Skip to content

ADR 0002 — CRDs primary, folder loader as fallback

Status. Accepted, implemented in v1.

Context

podwatcher-poc distributed rules as files in a folder, loaded at startup. Portal must support a GitOps workflow, kubectl apply ergonomics, per-rule .status reporting, and ideally the same folder-based bootstrap path that podwatcher-poc users already know.

Decision

  • PortalClusterRule (cluster-scoped) and PortalRule (namespaced) CRDs are the canonical surface. apiVersion: portal.io/v1alpha1, defined in internal/rule/v1alpha1/types.go, deployed via the chart's crds/ directory.
  • The folder loader is retained behind the --rules-folder flag. Both can run simultaneously; the in-memory rule index is a merged view.
  • portal migrate-rules writes CRs by default (--format=cr) and folder files on --format=folder (internal/rule/migrate/migrate.go).

Rationale — CRDs as primary

  • kubectl apply is the contract. Every K8s tool, every operator, every CI pipeline already knows it. No new file-distribution mechanism to ship.
  • K8s RBAC scopes who can write rules: cluster admins for PortalClusterRule, namespace owners for PortalRule.
  • GitOps-native. Argo CD / Flux already reconcile CRs; rules become regular declarative manifests under version control.
  • .status reporting. Each CR has a .status subresource that the reconciler (internal/rule/v1alpha1/reconciler.go) writes with evalCount, violationCount, lastApplied, parseError, activeOn. Users see whether a rule is firing without grepping logs.
  • Validation at the API server. The OpenAPI structural schema rejects malformed manifests before Portal ever sees them. Expression-level errors (expr-lang syntax) surface in .status.parseError post-apply.
  • Discoverability. kubectl get portalclusterrule lists every active rule. kubectl describe gives operators everything they need without learning Portal-specific tooling.

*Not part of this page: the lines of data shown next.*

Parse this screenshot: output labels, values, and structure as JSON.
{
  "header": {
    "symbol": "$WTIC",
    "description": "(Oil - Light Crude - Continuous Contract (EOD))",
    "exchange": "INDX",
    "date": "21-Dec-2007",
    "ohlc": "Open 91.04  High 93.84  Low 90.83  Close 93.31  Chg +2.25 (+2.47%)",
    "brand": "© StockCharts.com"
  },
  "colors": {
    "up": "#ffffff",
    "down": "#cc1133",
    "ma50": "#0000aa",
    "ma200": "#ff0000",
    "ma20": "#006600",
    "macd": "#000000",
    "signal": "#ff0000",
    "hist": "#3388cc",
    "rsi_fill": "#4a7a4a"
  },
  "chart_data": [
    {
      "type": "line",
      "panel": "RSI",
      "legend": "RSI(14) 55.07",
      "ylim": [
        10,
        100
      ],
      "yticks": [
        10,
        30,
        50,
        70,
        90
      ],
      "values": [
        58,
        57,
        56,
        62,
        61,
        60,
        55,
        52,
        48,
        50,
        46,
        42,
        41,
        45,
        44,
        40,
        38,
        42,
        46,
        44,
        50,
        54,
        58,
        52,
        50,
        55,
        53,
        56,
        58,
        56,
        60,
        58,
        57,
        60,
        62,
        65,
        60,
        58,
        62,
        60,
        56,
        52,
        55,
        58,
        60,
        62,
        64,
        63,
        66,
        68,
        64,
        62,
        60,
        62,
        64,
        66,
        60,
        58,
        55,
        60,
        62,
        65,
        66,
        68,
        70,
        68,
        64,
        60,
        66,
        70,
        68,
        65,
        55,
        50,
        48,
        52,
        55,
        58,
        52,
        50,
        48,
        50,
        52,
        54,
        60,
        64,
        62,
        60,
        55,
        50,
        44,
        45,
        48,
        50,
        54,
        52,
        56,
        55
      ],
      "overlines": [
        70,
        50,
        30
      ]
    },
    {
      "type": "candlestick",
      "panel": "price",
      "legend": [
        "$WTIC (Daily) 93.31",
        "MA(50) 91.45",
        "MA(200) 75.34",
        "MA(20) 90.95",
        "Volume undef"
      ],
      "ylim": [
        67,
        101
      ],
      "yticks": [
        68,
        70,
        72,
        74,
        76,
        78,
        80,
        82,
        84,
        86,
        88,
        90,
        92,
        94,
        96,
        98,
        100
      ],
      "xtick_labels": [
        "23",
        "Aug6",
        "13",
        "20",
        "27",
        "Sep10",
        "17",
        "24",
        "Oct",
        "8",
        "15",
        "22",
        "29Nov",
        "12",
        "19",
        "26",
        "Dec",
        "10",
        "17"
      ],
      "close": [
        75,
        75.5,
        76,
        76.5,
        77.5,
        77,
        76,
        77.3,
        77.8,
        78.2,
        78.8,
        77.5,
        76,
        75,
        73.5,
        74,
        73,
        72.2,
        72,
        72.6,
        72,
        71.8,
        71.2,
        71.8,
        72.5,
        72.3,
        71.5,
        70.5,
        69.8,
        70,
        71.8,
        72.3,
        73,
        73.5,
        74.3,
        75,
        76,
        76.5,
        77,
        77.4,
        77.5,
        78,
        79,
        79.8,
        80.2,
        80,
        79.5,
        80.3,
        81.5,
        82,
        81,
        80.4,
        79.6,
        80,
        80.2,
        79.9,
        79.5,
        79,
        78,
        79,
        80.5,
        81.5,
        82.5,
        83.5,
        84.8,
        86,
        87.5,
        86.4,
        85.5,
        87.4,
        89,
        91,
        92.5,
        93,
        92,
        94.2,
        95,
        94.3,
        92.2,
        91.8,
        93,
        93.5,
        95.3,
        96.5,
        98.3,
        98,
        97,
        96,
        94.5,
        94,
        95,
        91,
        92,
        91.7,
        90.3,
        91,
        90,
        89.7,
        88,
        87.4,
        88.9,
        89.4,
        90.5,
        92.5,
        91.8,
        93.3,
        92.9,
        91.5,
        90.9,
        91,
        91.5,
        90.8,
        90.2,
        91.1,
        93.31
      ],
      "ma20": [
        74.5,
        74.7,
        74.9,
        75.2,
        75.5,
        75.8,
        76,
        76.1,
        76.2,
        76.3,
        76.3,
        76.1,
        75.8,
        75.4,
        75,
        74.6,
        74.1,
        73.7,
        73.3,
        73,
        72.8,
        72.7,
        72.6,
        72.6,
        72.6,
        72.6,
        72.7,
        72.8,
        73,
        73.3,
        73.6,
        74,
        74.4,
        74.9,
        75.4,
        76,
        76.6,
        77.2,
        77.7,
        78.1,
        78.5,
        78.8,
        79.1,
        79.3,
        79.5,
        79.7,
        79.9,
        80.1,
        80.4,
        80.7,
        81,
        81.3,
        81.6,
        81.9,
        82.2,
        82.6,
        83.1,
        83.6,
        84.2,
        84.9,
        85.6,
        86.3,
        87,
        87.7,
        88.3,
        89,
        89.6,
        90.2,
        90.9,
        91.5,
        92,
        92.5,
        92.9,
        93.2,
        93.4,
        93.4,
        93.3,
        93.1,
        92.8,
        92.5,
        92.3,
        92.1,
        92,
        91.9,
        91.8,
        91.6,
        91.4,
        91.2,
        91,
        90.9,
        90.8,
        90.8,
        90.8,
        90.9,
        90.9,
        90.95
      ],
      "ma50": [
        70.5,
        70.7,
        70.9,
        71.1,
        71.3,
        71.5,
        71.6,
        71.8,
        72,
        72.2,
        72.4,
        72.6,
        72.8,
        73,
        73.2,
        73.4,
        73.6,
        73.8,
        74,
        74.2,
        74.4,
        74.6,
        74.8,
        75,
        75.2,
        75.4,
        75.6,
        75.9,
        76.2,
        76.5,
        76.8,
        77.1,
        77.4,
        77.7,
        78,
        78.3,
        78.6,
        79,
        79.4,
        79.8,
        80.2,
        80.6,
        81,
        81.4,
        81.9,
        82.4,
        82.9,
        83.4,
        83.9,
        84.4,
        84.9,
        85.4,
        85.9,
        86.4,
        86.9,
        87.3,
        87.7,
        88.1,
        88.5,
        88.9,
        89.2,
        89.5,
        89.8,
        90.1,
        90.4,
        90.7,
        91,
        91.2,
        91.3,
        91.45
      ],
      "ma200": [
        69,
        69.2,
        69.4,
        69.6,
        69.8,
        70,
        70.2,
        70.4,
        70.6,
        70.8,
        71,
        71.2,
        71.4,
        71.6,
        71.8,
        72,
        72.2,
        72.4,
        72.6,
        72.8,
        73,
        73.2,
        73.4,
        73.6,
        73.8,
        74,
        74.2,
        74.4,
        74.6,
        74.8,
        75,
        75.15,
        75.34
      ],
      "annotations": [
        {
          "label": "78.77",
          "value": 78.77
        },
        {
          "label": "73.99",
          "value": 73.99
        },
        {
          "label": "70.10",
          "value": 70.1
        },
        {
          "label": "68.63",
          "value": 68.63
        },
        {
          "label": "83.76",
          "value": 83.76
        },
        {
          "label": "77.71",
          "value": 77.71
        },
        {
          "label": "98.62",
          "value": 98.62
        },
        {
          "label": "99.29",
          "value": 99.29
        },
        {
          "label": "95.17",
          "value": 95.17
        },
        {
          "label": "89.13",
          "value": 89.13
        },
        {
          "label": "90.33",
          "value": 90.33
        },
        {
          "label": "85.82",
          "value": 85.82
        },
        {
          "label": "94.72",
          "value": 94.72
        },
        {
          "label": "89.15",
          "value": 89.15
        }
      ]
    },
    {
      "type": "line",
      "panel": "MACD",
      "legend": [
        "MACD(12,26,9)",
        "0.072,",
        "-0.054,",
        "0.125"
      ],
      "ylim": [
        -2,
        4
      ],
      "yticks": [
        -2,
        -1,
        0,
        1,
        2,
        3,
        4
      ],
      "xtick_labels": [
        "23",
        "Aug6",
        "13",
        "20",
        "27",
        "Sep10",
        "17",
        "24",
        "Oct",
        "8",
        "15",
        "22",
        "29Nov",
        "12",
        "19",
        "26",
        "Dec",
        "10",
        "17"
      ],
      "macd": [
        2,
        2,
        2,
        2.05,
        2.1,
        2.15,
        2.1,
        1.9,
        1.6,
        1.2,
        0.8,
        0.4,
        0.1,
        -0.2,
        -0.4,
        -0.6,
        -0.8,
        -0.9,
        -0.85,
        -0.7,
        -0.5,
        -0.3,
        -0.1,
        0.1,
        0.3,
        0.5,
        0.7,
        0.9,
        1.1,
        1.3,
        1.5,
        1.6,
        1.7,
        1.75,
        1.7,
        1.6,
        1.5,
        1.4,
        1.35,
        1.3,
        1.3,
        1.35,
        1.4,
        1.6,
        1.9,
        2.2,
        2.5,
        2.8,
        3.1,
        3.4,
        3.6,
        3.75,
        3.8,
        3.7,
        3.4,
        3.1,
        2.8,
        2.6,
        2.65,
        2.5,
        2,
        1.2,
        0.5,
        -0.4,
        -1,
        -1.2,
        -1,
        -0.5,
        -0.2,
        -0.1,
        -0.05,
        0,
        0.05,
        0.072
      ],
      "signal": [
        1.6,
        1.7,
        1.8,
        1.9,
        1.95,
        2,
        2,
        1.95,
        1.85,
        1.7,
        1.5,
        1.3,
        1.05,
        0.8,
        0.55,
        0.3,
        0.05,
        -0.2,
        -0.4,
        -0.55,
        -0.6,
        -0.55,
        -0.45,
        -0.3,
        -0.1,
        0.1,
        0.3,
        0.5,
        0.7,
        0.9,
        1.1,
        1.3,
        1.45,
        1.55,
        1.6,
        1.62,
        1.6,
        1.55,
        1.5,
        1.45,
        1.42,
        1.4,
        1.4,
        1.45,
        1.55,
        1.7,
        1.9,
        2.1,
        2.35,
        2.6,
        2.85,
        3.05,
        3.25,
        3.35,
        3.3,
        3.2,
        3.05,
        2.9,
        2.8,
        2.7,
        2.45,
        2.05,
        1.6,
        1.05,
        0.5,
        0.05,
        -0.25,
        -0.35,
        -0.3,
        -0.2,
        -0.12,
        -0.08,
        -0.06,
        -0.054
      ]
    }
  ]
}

Rationale — folder loader retained

  • Bootstrap. Some clusters install Portal from a tarball before the K8s API server is up enough to write CRs (cluster bootstrap, disaster recovery). Folder mode works without an API server.
  • Dev workflow. portal run --rules-folder=./examples/rules/ --kubeconfig=... is the fast inner-loop. Edit a file, hit save, fsnotify picks it up — no CR roundtrip.
  • Migration from podwatcher-poc. podwatcher-poc rules are in folders. The first migration step (run portal migrate-rules ... --format=folder) keeps them in folders so operators can verify behaviour parity before flipping to CRs.

Both at once

Both loaders feed into the same RuleIndex (internal/api/engine.goRuleIndex). Behavioural contract:

  • Rules from both sources coexist; the index is a merged view.
  • If two rules have the same name, the last-writer wins (folder loaders process in lexical order; CR loaders by informer event order). This is documented but not enforced — name collisions are an operator error.
  • The migration story: install Portal with folder-only loading, verify parity, portal migrate-rules to CRs, kubectl apply -f migrated-rules/, then helm upgrade to drop the folder loader. No "all at once" requirement.

Consequences

  • Two rule sources to maintain. Both have unit tests under internal/rule/loader/. Both must produce the same api.Rule shape — folder uses YAML directly, CR loader extracts from PortalClusterRule.spec.
  • The CRDs are versioned (apiVersion: portal.io/v1alpha1). Per docs/operator/upgrading.md, CRD upgrades are a separate step from helm upgrade. v1 only has one stored version; no conversion webhook.
  • Documentation explicitly covers both modes (docs/getting-started/first-rule.md shows CR; docs/getting-started/install-helm.md covers rulesFolder).